Men of the civilised Western cities do not dream of the sad dramas of life that are hidden away from their knowledge far beyond the outposts of advanced civilisation. London audiences cheer and weep in the theatres as the curtain drops before the footlights over the mock-hero’s grief. But oh! if they knew of the great unknown, the sorrowful dramas behind the awful curtain of reality.

While I was on the coast I made the acquaintance of an elderly tourist who was gathering material for a book of experiences. He was extremely fond of music, cheerful, and a keen observer of character. When he proposed to me that I should accompany him on his travels I was very delighted and at once agreed. We went by boat round the coast—he paid all my expenses—and visited a host of villages, finally going as far as Bamban and Krue, and many places whose names I have now forgotten.

I remember many incidents of those early days, especially a white-whiskered old chief whose name was Tamban. He was about seventy years of age, and had a wrinkled, wise-looking face and a bald pate. He loved to sit by his kraal, wrapped in his big brown blanket, and speak native wisdom.

He was dead against the white men, and at heart was a genuine old heathen, and no fool either. Though he professed to have embraced Christianity, and possessed a Bible, he had sold many square miles of his dominion to white men, over and over again signing the documentary deeds, with many expressions of loyalty and blessings on the great white Queen. It was afterwards found out that he had sold the same land to scores of different white speculators, who opened syndicates in London and sold shares to the unwary.

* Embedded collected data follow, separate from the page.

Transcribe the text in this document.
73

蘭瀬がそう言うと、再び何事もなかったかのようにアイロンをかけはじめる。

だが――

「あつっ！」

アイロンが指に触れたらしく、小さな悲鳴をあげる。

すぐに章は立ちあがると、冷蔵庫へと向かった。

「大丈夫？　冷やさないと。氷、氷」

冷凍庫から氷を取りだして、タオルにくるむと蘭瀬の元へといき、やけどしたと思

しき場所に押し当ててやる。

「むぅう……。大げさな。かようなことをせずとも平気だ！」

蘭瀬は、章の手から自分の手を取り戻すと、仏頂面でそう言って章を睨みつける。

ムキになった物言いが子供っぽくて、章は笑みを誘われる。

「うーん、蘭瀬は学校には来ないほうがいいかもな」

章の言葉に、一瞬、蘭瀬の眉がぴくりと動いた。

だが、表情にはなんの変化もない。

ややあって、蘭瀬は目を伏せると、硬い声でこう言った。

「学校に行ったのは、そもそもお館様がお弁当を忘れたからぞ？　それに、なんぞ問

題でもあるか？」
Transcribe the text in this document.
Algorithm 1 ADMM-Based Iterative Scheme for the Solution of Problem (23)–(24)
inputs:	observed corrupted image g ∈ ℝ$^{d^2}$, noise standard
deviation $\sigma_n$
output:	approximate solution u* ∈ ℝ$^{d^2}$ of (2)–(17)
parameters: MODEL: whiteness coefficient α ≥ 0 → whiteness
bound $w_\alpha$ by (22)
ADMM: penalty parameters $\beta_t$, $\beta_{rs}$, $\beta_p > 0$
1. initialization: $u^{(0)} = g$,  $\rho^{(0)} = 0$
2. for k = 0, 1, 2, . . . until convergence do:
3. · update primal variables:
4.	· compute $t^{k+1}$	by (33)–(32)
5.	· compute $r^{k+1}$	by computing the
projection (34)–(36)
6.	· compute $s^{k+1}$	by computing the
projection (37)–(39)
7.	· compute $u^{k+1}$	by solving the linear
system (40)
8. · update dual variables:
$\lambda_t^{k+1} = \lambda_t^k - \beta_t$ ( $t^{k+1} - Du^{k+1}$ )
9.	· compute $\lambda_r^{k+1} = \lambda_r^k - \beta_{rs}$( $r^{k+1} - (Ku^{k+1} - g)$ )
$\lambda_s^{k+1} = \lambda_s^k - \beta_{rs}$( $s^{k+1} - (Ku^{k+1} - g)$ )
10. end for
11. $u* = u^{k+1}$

When he was in liquor he would reveal the true thoughts that burnt silently within him and longed for utterance. “Heathen, me! forsooth, ah! ah! measly, white-faced goat!” he would shout when the missionary approached him. “Bring forth the mealie broth and rum, that I may toast these white skunks speedily to their hell!” And saying that he would turn his dark, wrinkled face to the blue tropical sky and lift his war-club, and off rushed his womenkind from the kraal to do his bidding.

Then he would turn to the white missionary, who stood with his broad-brimmed Panama hat tilted forward to hide the grin on his lips, and thunder forth, his big black lips fairly flopping with drunken passion: “Who is this white God that you prate about? Liar! Show me this one shadow that is better than my fifty gods! Show me Him, and I will crush Him as I do this struggling flea!” and saying this he pulled his dirty blanket the tighter round him and then held up to our gaze a flea between his thumb and forefinger. Then, with a sneer on his lips and much blasphemy, he would continue: “Give up my fifty gods and trust to one indeed!” and then down he would crash his club, as all his old wives, squatting by the kraal, quivered in their skins. “Ah! ah!” he said, and his bright eyes winked humorously at the harem queen, a dusky beauty as black and bare as starlit night swathed in a wisp of vapour; “pass me the bowl full, filled to the rim, mind you.” Then he would smack his big lips together and mutter: “Tribesmen, the white man’s rum speaks more truth than his God of lies.” The foregoing gives a pretty fair example of the real character of those old native chiefs and kings, who still cling to their old beliefs and yet profess Christianity in much the same manner as they do in the islands of the South Seas.

My friend and I were always on the move, sometimes riding and at other times walking. We tramped along jungle track for many miles and often passed natives who came by us in their primitive caravans. We would wave our hands to them and watch them go out of sight; for the tracks wind along by deep gullies, swamps and impenetrable forest lands.